Per prevenire qualunque alzata di ingegno parte sua gli domando: ma adesso me la cementa direttamente in modo definitivo, o ricominciamo daccapo col riposizionamento della gengiva, cementazione provvisoria… ecc… ecc…?
“Ma no!” mi tranquillizza lui! “Oggi dobbiamo cementarla definitivamente”. Bene. Mi sistemo, apro la bocca, infila lo specchietto… e… SCUOTE DI NUOVO LA TESTA! “No, mi dispiace, non è il colore esatto!” Come non è esatto! La vedo! Il colore è perfetto! Sono i denti vicini che non sono giusti, lei, la capsula, è straordinariamente giusta! Ma lui si trincera dietro al suo “Lo so, sono pignolo, ma è il lato bello del mio lavoro”! Evvabbè! Ho capito che sei pignolo, non serve mica un genio a questo punto! Ma questa non è pignoleria, è ossessività! Eppoi “è il lato bello del tuo lavoro”?????? E che te l’ho chiesto io di fare il dentista? Di ficcare le mani nelle bocche della gente? Di campare facendo soffrire i pazienti? (Si, occhei, curandoli, ma pur sempre con dolore!) Ma per trovare il bello del tuo lavoro, non ti basta la tua parcella a 3 zeri?????
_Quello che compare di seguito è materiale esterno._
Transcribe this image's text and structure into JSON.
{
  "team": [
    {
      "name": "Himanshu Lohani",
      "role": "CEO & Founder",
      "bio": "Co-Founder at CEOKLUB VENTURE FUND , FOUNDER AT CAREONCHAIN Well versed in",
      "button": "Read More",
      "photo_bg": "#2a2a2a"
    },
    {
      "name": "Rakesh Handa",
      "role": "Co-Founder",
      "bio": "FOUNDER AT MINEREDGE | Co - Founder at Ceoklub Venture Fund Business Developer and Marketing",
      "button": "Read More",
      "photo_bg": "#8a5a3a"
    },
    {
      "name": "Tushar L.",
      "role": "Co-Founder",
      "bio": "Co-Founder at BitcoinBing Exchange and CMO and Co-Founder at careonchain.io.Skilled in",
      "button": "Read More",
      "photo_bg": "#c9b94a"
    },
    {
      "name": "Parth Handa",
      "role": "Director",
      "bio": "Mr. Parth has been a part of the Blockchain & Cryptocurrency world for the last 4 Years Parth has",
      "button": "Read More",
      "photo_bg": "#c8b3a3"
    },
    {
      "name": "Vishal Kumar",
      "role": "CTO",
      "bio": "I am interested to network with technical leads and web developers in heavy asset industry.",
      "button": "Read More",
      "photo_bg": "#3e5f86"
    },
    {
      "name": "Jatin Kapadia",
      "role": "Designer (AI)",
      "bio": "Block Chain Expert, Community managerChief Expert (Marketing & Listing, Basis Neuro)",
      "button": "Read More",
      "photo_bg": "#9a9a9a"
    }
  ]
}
E allora che si inventa? Mi dice “Facciamo un test”! questo solitamente è il momento magico in cui nella mia testa si accende una lampadina: “Qui scatta il post!”. E glielo dico anche che avrei scritto un articolo su di lui sul mio blog! Ma se non altro, almeno il dottore è una persona di spirito! Comunque manda a chiamare la dottoressa C. Per il test. Mi aspettavo di vedere entrare la dottoressa con un macchinario fantascientifico in grado di rilevare sfumature di colore apparentemente inesistenti. Invece no. Aveva pensato a un test… empirico. Non faccio in tempo a rendermene conto pensando dentro di me “questo è matto”, che mi chiede di aprire la bocca. Insomma la dottoressa doveva giocare a “cerca la capsula” e trovare la corona incriminata che si nascondeva tra i miei 32 denti. Insomma alla fine la trova, ma anche lei conviene (con me) che il colore va bene. Ma il dentista pignolo no! Lui non è affatto contento e, nel mio totale sbigottimento tira fuori colori e pennelli e comincia a dipingere la corona. Insomma dopo questa seduta di art attak, che al confronto Giovanni Muciaccia è un novellino, convinto dalla dottoressa C. decide di cementarla (provvisoriamente, s’intende!) per verificare se dopo un paio di settimane col lavoro di placca e co. il risultato sarebbe stato più uniforme e soddisfacente.
L’ardua sentenza? Tra due settimane, stesso blog stesso orario!